A figure close to 100,000 for transactions does look more ‘normal’ but all indications are that July will be the low water-mark for activity in 2021 – for obvious reasons – and that actually the rest of the year will continue an upward trend.

Plus, let’s wait until January to see what the entire year looks like – again, we suspect, that we could be looking at very large numbers, especially when reviewed in a more recent historical context.

The one major caveat here, of course, is the availability of stock which is the real drag on activity, not the end of the stamp duty holiday as some would like to suggest.

For what it’s worth, the likelihood is that we will see a further uptick in September for transactions, some of which will be for those seeking to complete so they can secure that partial stamp duty holiday.

They may well cajole their conveyancers to make that deadline, but (in the grand scheme of things) the saving is small, and if this is the sole reason for anyone wanting to get under the 30th September deadline, then it would be mind-bogglingly weird, to say the least.

No, the facts of the matter are that people want to move, and (as mentioned) it will be the availability of the homes they want to move into which is going to determine how many residential transactions we see, not the end of a partial stamp duty holiday.

Indeed, for any number of months now, stamp duty has effectively had nothing to do with people moving, or wanting to move.
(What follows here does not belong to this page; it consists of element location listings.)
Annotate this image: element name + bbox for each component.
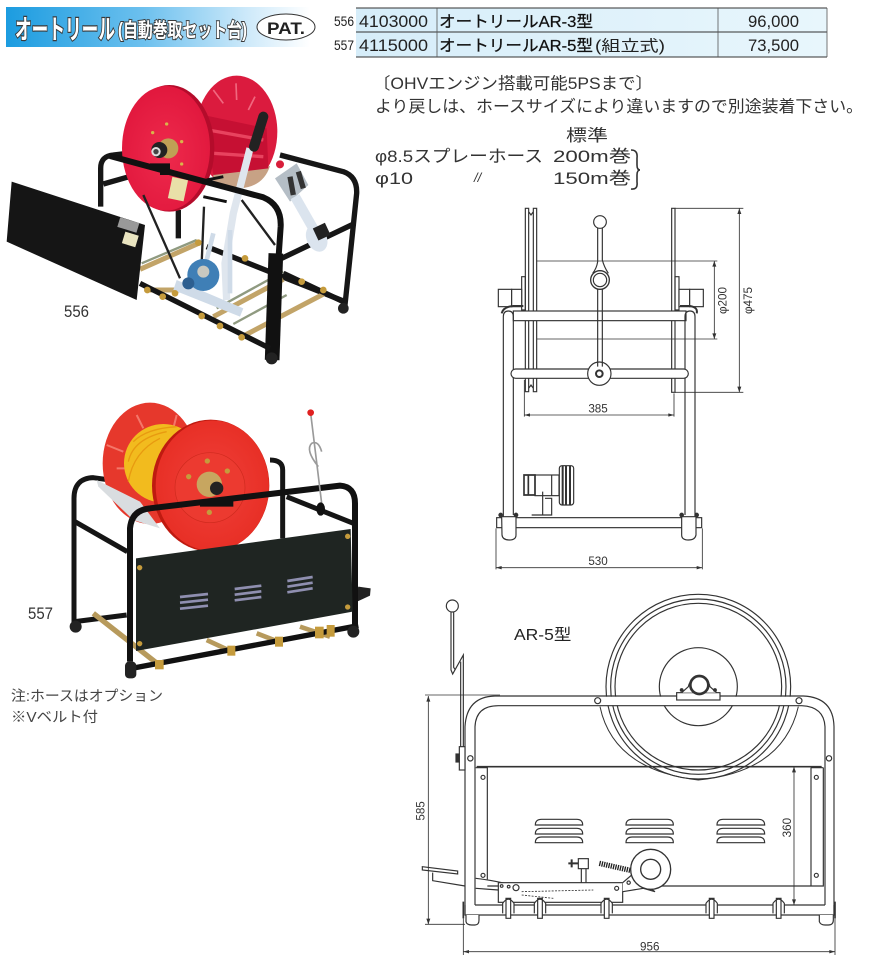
note text: 〔OHVエンジン搭載可能5PSまで〕 — [373, 74, 653, 93]
black panel — [136, 529, 353, 651]
far flange — [103, 403, 197, 524]
label: 557: 557 — [28, 604, 53, 623]
bearing block — [677, 693, 720, 700]
price table: 556 — [334, 13, 354, 29]
front frame — [130, 486, 355, 662]
lever — [309, 413, 322, 503]
pulley — [524, 475, 535, 495]
mechanism plate — [498, 883, 623, 902]
dimension labels: 530 — [588, 555, 608, 568]
dimension labels — [588, 286, 755, 568]
note text — [373, 74, 863, 116]
title banner: オートリール — [15, 15, 115, 45]
panel — [477, 764, 822, 769]
photo: 557 AR-5 reel — [70, 403, 371, 678]
drawing: AR-5 side view: 956 — [640, 941, 659, 954]
back frame — [74, 460, 353, 625]
belts and lever mechanism — [143, 195, 275, 278]
back frame — [101, 153, 357, 305]
drawing: AR-5 side view: 360 — [781, 817, 794, 837]
clamps — [144, 239, 327, 341]
price table: オートリールAR-5型 — [439, 37, 593, 55]
option note: 注:ホースはオプション — [11, 688, 163, 705]
reel — [606, 594, 791, 779]
price table: 557 — [334, 37, 354, 53]
price table — [334, 8, 827, 57]
note text: より戻しは、ホースサイズにより違いますので別途装着下さい。 — [375, 97, 863, 116]
bottom bar and feet — [497, 518, 702, 528]
photo: 556 AR-3 reel — [7, 76, 357, 364]
tensioner — [581, 868, 586, 883]
hose capacity spec: 200m巻 — [553, 147, 631, 166]
bottom rail — [132, 626, 358, 668]
PAT badge: PAT. — [267, 19, 305, 38]
hub and lever — [588, 362, 611, 385]
title banner: (自動巻取セット台) — [118, 19, 247, 42]
title banner — [6, 7, 310, 47]
hose capacity spec: φ10 — [375, 169, 413, 188]
reel — [196, 76, 277, 188]
guide roller — [275, 163, 308, 202]
bottom bar and feet — [465, 905, 834, 915]
hose — [124, 424, 203, 503]
dimension labels: φ200 — [717, 286, 730, 314]
label: 556: 556 — [64, 302, 89, 321]
drawing: AR-3 front view — [496, 208, 755, 569]
price table: オートリールAR-3型 — [439, 13, 593, 31]
price table: (組立式) — [595, 37, 665, 55]
price table: 96,000 — [748, 13, 799, 31]
price table: 73,500 — [748, 37, 799, 55]
hose capacity spec: φ8.5スプレーホース — [375, 147, 543, 166]
drawing: AR-5 side view: 585 — [415, 801, 428, 821]
pedal — [422, 867, 465, 886]
hose capacity spec: 標準 — [566, 126, 608, 145]
panel — [7, 182, 145, 300]
dimensions — [425, 695, 835, 955]
clamps — [503, 898, 784, 918]
hub — [158, 138, 178, 158]
hose capacity spec: 150m巻 — [553, 169, 631, 188]
hose capacity spec: // — [473, 170, 483, 185]
drawing: AR-5 side view: AR-5型 — [514, 626, 571, 644]
PAT badge — [257, 14, 315, 40]
dimension extension lines — [537, 208, 743, 392]
lever — [451, 612, 463, 747]
option note — [11, 688, 163, 726]
flanges — [525, 208, 537, 392]
reel through the frame — [600, 707, 798, 780]
hose capacity spec — [375, 126, 640, 189]
frame — [467, 697, 833, 705]
dimension labels: φ475 — [742, 287, 755, 314]
option note: ※Vベルト付 — [11, 709, 98, 726]
price table: 4115000 — [359, 36, 428, 55]
price table: 4103000 — [359, 12, 428, 31]
dimension labels: 385 — [588, 402, 608, 415]
frame — [513, 311, 686, 321]
slats — [140, 243, 325, 336]
drawing: AR-5 side view — [415, 594, 835, 955]
near flange — [152, 420, 269, 552]
bearings — [498, 289, 512, 307]
louvers — [535, 819, 765, 843]
front frame — [110, 156, 281, 358]
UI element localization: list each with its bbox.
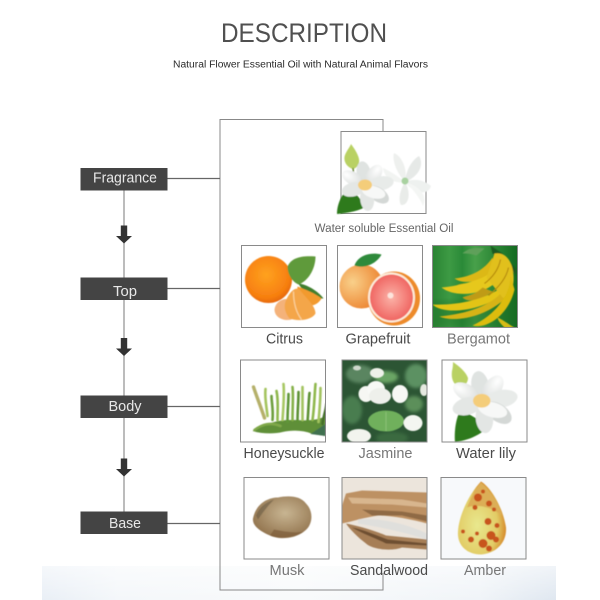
- title: DESCRIPTION: [221, 18, 387, 48]
- stage: Body: [80, 396, 168, 418]
- label: Musk: [270, 563, 305, 579]
- caption: Water soluble Essential Oil: [314, 223, 454, 235]
- bracket frame connecting stages to ingredients: [220, 120, 383, 590]
- background band: [42, 566, 556, 600]
- flow connector lines: [124, 178, 220, 524]
- label: Sandalwood: [350, 563, 428, 579]
- icon: buddha's hand citron: [432, 246, 518, 328]
- card: Water lily: [442, 360, 527, 462]
- label: Amber: [464, 563, 506, 579]
- icon: sandalwood sticks: [342, 478, 427, 560]
- stage: Base: [80, 512, 168, 534]
- subtitle: Natural Flower Essential Oil with Natural Animal Flavors: [173, 60, 428, 70]
- arrow: top to body: [116, 338, 132, 356]
- label: Grapefruit: [346, 332, 410, 348]
- stage: Top: [80, 278, 168, 300]
- card: water soluble essential oil: [314, 132, 454, 235]
- arrow: body to base: [116, 458, 132, 476]
- icon: orange and segments: [245, 256, 324, 320]
- icon: musk pod: [253, 496, 311, 538]
- icon: amber teardrop: [458, 482, 506, 554]
- stage: Top: Top: [113, 284, 137, 300]
- card: Honeysuckle: [240, 360, 326, 462]
- stage: Fragrance: Fragrance: [93, 170, 157, 186]
- card: Amber: [441, 478, 526, 579]
- stage: Fragrance: [80, 168, 168, 190]
- card: Grapefruit: [338, 246, 422, 348]
- card: Jasmine: [342, 360, 428, 462]
- label: Citrus: [266, 332, 303, 348]
- icon: green sprigs: [252, 384, 326, 436]
- card: Musk: [244, 478, 329, 579]
- icon: jasmine bush: [342, 360, 428, 444]
- label: Bergamot: [447, 332, 510, 348]
- right lily: [383, 153, 431, 206]
- label: Jasmine: [358, 446, 412, 462]
- card: Citrus: [242, 246, 326, 348]
- card: Sandalwood: [342, 478, 428, 579]
- icon: white flowers: [337, 144, 431, 214]
- left lily: [339, 160, 395, 212]
- card: Bergamot: [432, 246, 518, 348]
- stage: Body: Body: [108, 399, 142, 415]
- arrow: fragrance to top: [116, 226, 132, 244]
- label: Honeysuckle: [244, 446, 324, 462]
- label: Water lily: [456, 446, 517, 462]
- stage: Base: Base: [109, 516, 141, 532]
- icon: grapefruit and half: [340, 254, 420, 326]
- icon: water lily: [450, 362, 519, 442]
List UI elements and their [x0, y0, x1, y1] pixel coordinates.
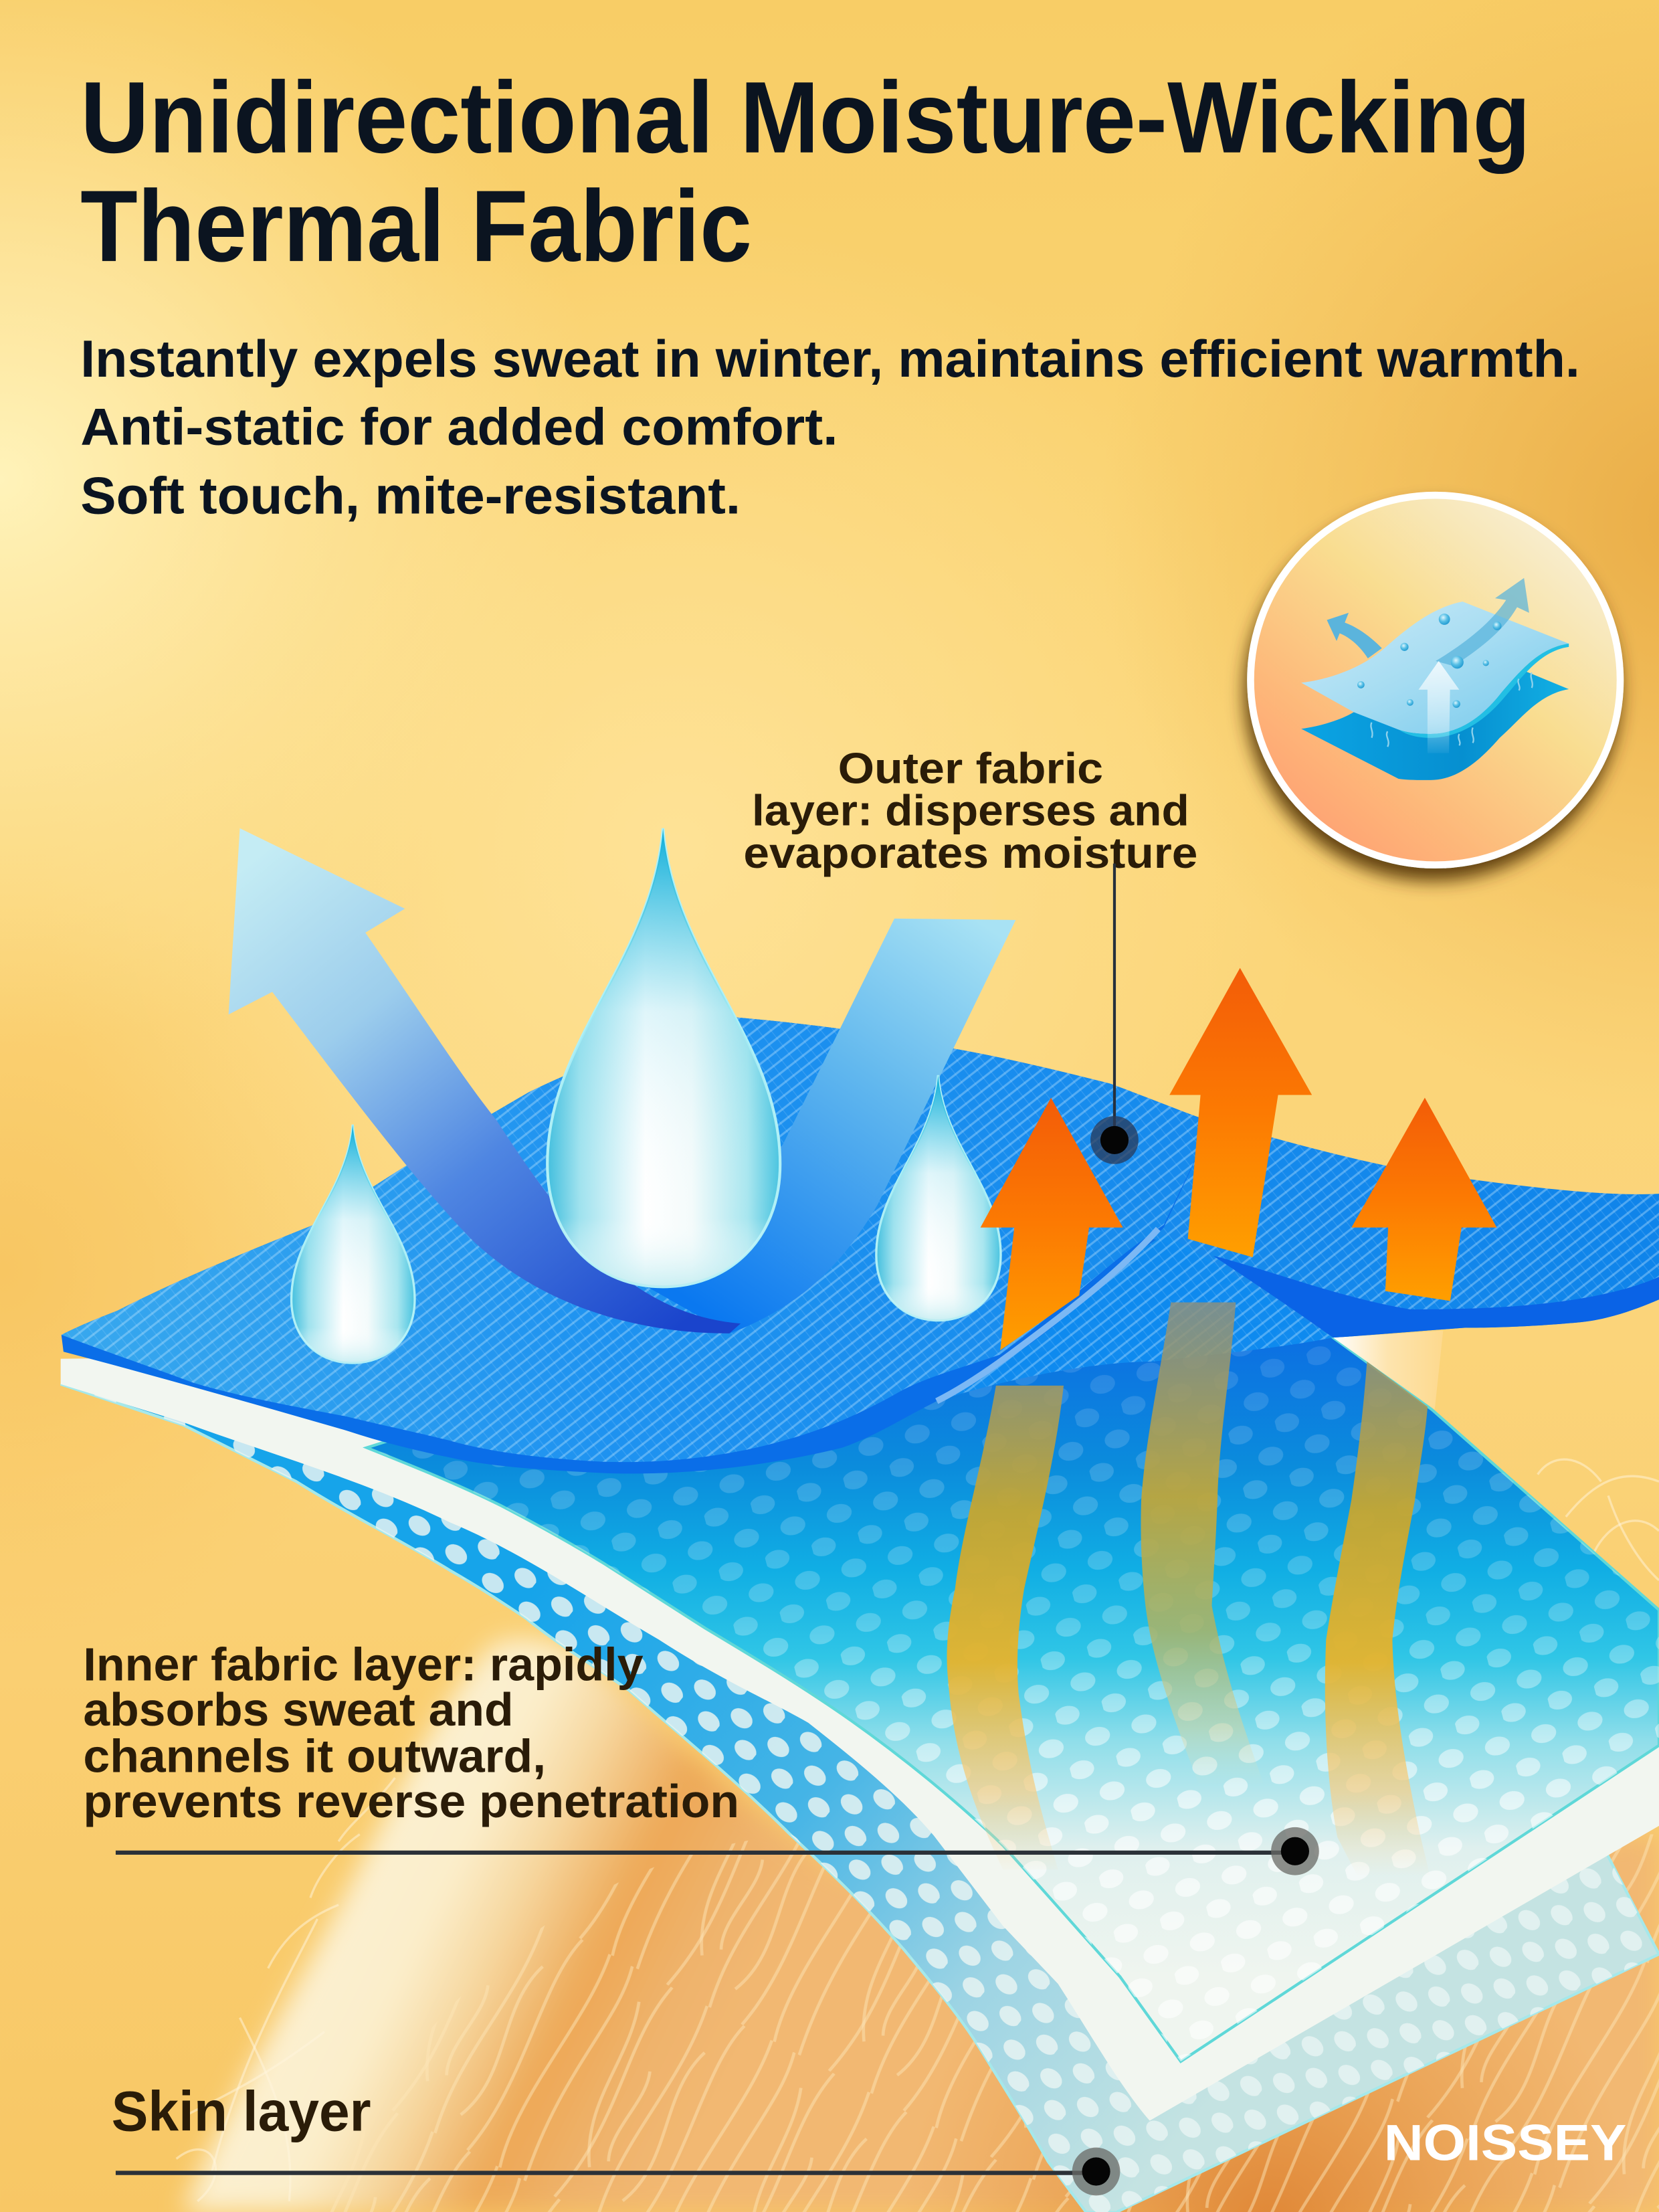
label: skin layer: Skin layer	[112, 2080, 371, 2142]
label: outer fabric layer	[743, 743, 1197, 877]
label: inner fabric layer	[83, 1639, 739, 1827]
label: inner fabric layer: channels it outward,	[83, 1730, 546, 1782]
leader: inner fabric layer	[116, 1827, 1319, 1875]
subtitle benefits	[80, 329, 1580, 525]
orange heat arrows	[981, 968, 1496, 1350]
leader: outer fabric layer	[1090, 864, 1139, 1164]
outer fabric right fold	[987, 1079, 1659, 1338]
curved blue arrow	[229, 828, 1015, 1333]
title	[80, 62, 1531, 283]
label: inner fabric layer: prevents reverse penetration	[83, 1775, 739, 1827]
badge: fabric layers icon	[1250, 495, 1620, 865]
white fabric border sheet	[61, 1228, 1659, 2121]
translucent fabric fold	[937, 1234, 1333, 1401]
leader: skin layer	[116, 2148, 1120, 2195]
label: inner fabric layer: Inner fabric layer: rapidly	[83, 1639, 644, 1691]
skin layer fur	[177, 1459, 1659, 2212]
back fabric sheet	[61, 1384, 1659, 2212]
title: Unidirectional Moisture-Wicking	[80, 62, 1531, 175]
subtitle benefits: Instantly expels sweat in winter, maintains efficient warmth.	[80, 329, 1580, 388]
label: outer fabric layer: evaporates moisture	[743, 828, 1197, 877]
pale streak above fabric edge	[1333, 1331, 1443, 1410]
outer fabric front layer	[62, 1016, 1213, 1473]
subtitle benefits: Anti-static for added comfort.	[80, 397, 838, 456]
brand logo: NOISSEY	[1384, 2115, 1626, 2172]
label: inner fabric layer: absorbs sweat and	[83, 1683, 514, 1736]
subtitle benefits: Soft touch, mite-resistant.	[80, 466, 741, 525]
water droplets	[292, 828, 1001, 1363]
title: Thermal Fabric	[80, 170, 752, 283]
label: outer fabric layer: Outer fabric	[838, 743, 1103, 792]
heat streaks	[947, 1302, 1432, 1883]
label: outer fabric layer: layer: disperses and	[752, 786, 1189, 835]
inner fabric sheet	[367, 1214, 1659, 2061]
Instead the prevailing concerns have been all about the so-called ‘race for space’, the opportunity to move to a home which is more suitable for a different work/life balance, the chance to secure mortgage rates which are close to rock bottom, etc.

Plus – news-flash – September has been very busy and, again, this has nothing to do with stamp duty and everything to do with people returning to the office and having a clearer idea of their forward working arrangements; it also has everything to do with people being much clearer about their own jobs and the security it affords them, and it’s also come from many people deciding that, having sat on their hands for the last few years because of Brexit, now might be the time to make the move they have been thinking about.

In that sense, an impending return to stamp duty ‘normality’ in England – it already happened months ago in Scotland and Wales – effectively means very little in terms of people’s intentions for where they currently live and where they might want to live.

What will determine that is supply, which is why it is so important that the government prioritises this. The recent cabinet reshuffle has placed Michael Gove in charge of meeting its 300k target by the mid-2020s – that effectively needs to be a minimum because it’s not as if we’re starting from a strong position in the first place. Years, decades even, of not getting anywhere near those targets have led us here.

However, demand is unlikely to change anytime soon, and even with supply as it is, prices will continue to inch up as a minimum. It means that owning a home retains its allure, not just as a place to live, but also a potential asset to be utilised. For those reasons, and many more, the much-vaunted cliff-edge is likely to stay far in the distance for some time to come.